Programmée en avril 2020 puis annulée pour cause de covid 19, cette reprise d’Adriana Lecouvreur selon David McVicar avec Anna Netrebko et Yusif Eyvazov affichait salle comble ce 16 janvier 2024. Créée en 2010 à Londres, cette production a été applaudie ensuite à Paris en 2015, à Vienne en 2017 où Anna Netrebko effectuait sa prise de rôle et enfin à New-York en 2019. Le premier acte se situe dans le foyer de la Comédie-Française où règne une grande agitation tandis qu’Adrienne Lecouvreur s’apprête à incarner Roxane dans Bajazet. Le metteur en scène écossais respecte scrupuleusement l’époque et le lieu, ce qui nous vaut de splendides costumes de Brigitte Reilffenstuel mais il joue la carte de la mise en abyme en situant l’action tout entière à l’intérieur du Théâtre-Français, superbement illustré par les décors monumentaux de Charles Edwards. La direction d’acteurs, sobre et précise, souligne de façon conventionnelle, les diverses péripéties de l’intrigue.
La distribution, parfaitement homogène, ne souffre d’aucun point faible. Ilanah Lobel-Torres et Marine Chagnon, sont irrésistibles en jeunes pensionnaires turbulentes dont les chamailleries exaspèrent Michonnet. Alejandro Baliñas Vieites et Nicholas Jones, leurs pendants masculins, ne sont pas en reste en jeunes comédiens serviles, volontiers cancaniers. Sava Vemić, Prince de Bouillon un rien compassé et Leonardo Cortellazzi, abbé de Chazeul cauteleux complètent avec bonheur l’équipe des comprimari.
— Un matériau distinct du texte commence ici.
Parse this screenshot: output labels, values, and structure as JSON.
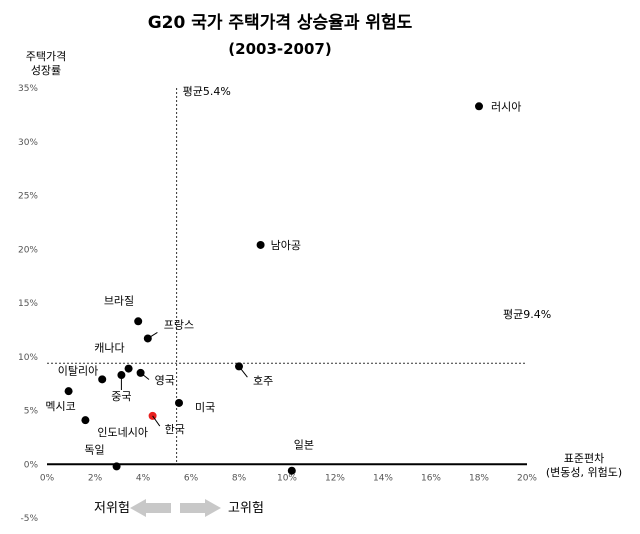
{
  "chart_data": {
    "type": "scatter",
    "title": "G20 국가 주택가격 상승율과 위험도",
    "subtitle": "(2003-2007)",
    "ylabel": [
      "주택가격",
      "성장률"
    ],
    "xlabel": [
      "표준편차",
      "(변동성, 위험도)"
    ],
    "xlim": [
      0,
      20
    ],
    "ylim": [
      -5,
      35
    ],
    "x_ticks": [
      "0%",
      "2%",
      "4%",
      "6%",
      "8%",
      "10%",
      "12%",
      "14%",
      "16%",
      "18%",
      "20%"
    ],
    "y_ticks": [
      "-5%",
      "0%",
      "5%",
      "10%",
      "15%",
      "20%",
      "25%",
      "30%",
      "35%"
    ],
    "grid": false,
    "reference_lines": [
      {
        "axis": "x",
        "value": 5.4,
        "label": "평균5.4%"
      },
      {
        "axis": "y",
        "value": 9.4,
        "label": "평균9.4%"
      }
    ],
    "points": [
      {
        "name": "러시아",
        "x": 18.0,
        "y": 33.3
      },
      {
        "name": "남아공",
        "x": 8.9,
        "y": 20.4
      },
      {
        "name": "브라질",
        "x": 3.8,
        "y": 13.3
      },
      {
        "name": "프랑스",
        "x": 4.2,
        "y": 11.7
      },
      {
        "name": "캐나다",
        "x": 3.4,
        "y": 8.9
      },
      {
        "name": "이탈리아",
        "x": 2.3,
        "y": 7.9
      },
      {
        "name": "중국",
        "x": 3.1,
        "y": 8.3
      },
      {
        "name": "영국",
        "x": 3.9,
        "y": 8.5
      },
      {
        "name": "호주",
        "x": 8.0,
        "y": 9.1
      },
      {
        "name": "멕시코",
        "x": 0.9,
        "y": 6.8
      },
      {
        "name": "미국",
        "x": 5.5,
        "y": 5.7
      },
      {
        "name": "한국",
        "x": 4.4,
        "y": 4.5,
        "highlight": true
      },
      {
        "name": "인도네시아",
        "x": 1.6,
        "y": 4.1
      },
      {
        "name": "독일",
        "x": 2.9,
        "y": -0.2
      },
      {
        "name": "일본",
        "x": 10.2,
        "y": -0.6
      }
    ],
    "arrows": {
      "left": "저위험",
      "right": "고위험"
    },
    "colors": {
      "point": "#000000",
      "highlight": "#e8201f",
      "arrow": "#c8c8c8"
    }
  }
}
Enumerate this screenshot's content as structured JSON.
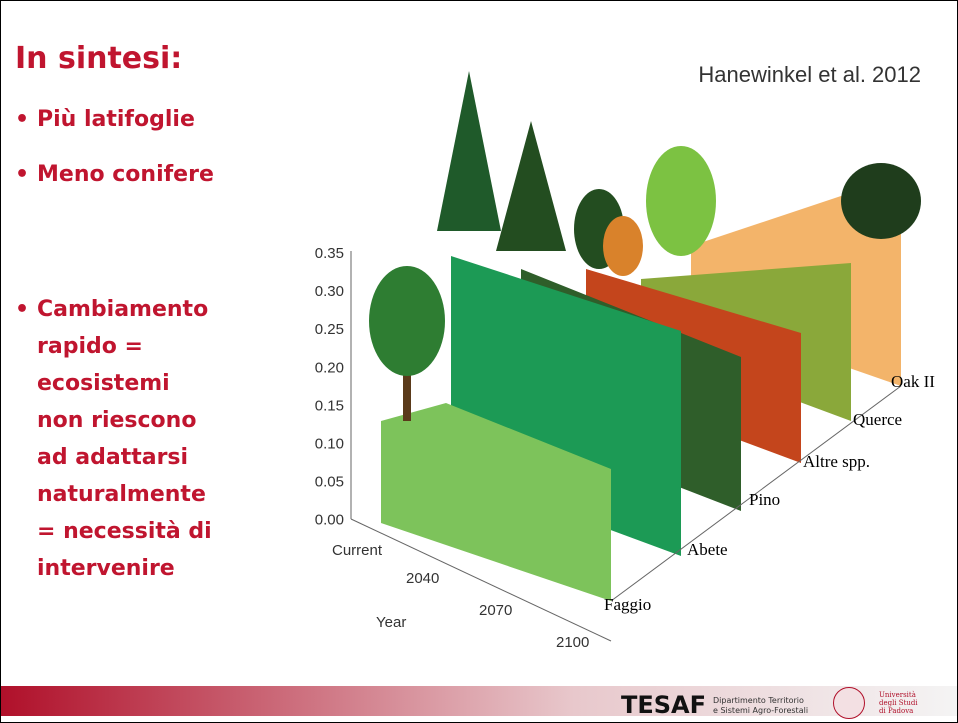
{
  "slide": {
    "title": "In sintesi:",
    "bullets": [
      [
        "Più latifoglie"
      ],
      [
        "Meno conifere"
      ],
      [
        "Cambiamento",
        "rapido =",
        "ecosistemi",
        "non riescono",
        "ad adattarsi",
        "naturalmente",
        "= necessità di",
        "intervenire"
      ]
    ],
    "figure": {
      "source": "Hanewinkel et al. 2012",
      "yticks": [
        "0.35",
        "0.30",
        "0.25",
        "0.20",
        "0.15",
        "0.10",
        "0.05",
        "0.00"
      ],
      "xlabels": [
        "Current",
        "2040",
        "2070",
        "2100"
      ],
      "xtitle": "Year",
      "species": [
        "Faggio",
        "Abete",
        "Pino",
        "Altre spp.",
        "Querce",
        "Oak II"
      ]
    },
    "footer": {
      "logo": "TESAF",
      "department": [
        "Dipartimento Territorio",
        "e Sistemi Agro-Forestali"
      ],
      "university": [
        "Università",
        "degli Studi",
        "di Padova"
      ]
    }
  }
}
Ambrogio Maestri, dont la voix sonore n’a rien perdu de son éclat campe avec sobriété un Michonnet complexe, mélange d’humanité et de bienveillance, qu’il fait évoluer avec subtilité de l’amoureux transi du premier acte au confident attentif et discret puis à l’ami protecteur et paternel du dernier. Sa composition extrêmement fouillée lui vaut un accueil chaleureux de la part du public. Doté d’une voix large aux graves profonds, Ekaterina Semenchuk, est une princesse de Bouillon altière et possessive, dévorée par la passion dans son air « acerba voluttà », éperdument amoureuse dans son duo avec Maurizio puis dévorée par la jalousie dans sa scène avec Adriana où elle atteint des sommets d’intensité dramatique. Dès son entrée en scène, Yusif eyvazov déploie une voix large et homogène qui capte immédiatement l’attention. Son air « La dolcissima effigie » offre un impeccable legato et des nuances bienvenues. Soldat intrépide, comme en témoigne son récit du troisième acte « Il russo Mèncikoff riceve l’ordine » chanté avec vaillance et couronné d’un aigu claironnant, il semble inconscient des rivalités amoureuses qu’il suscite sauf au dernier acte dans son duo passionné avec Adriana « Il nostro amor sfida la sorte ». Anna Netrebko a désormais fait sien le rôle d’Adriana qu’elle incarne avec une voix opulente et un registre grave sonore. Dans des costumes somptueux réalisés spécialement pour elle au Met, qui mettent en valeur sa silhouette, la cantatrice se déplace sur scène avec élégance et un port de reine. Son air d’entrée « Io son l’umile ancella », tout en délicatesse est émaillé de sons filés longuement tenus de toute beauté. Au troisième acte son monologue de Phèdre est déclamé sans emphase excessive mais avec une grandeur tragique et une diction superlative. Poignante de bout en bout sa scène finale culmine dans un « Poveri fiori » déchirant. Au rideau final, une ovation retentissante salue cette prestation de haut vol.
Au pupitre Jader Bignamini impose une direction subtile et théâtrale, alternant avec bonheur les scènes d’ensembles menées à vive allure et les airs dans lesquels il étire le tempo pour laisser le chanteur s’épancher. Son prélude du dernier acte, au cours duquel on sent le drame sous-jacent s’installer progressivement est un modèle d’interprétation.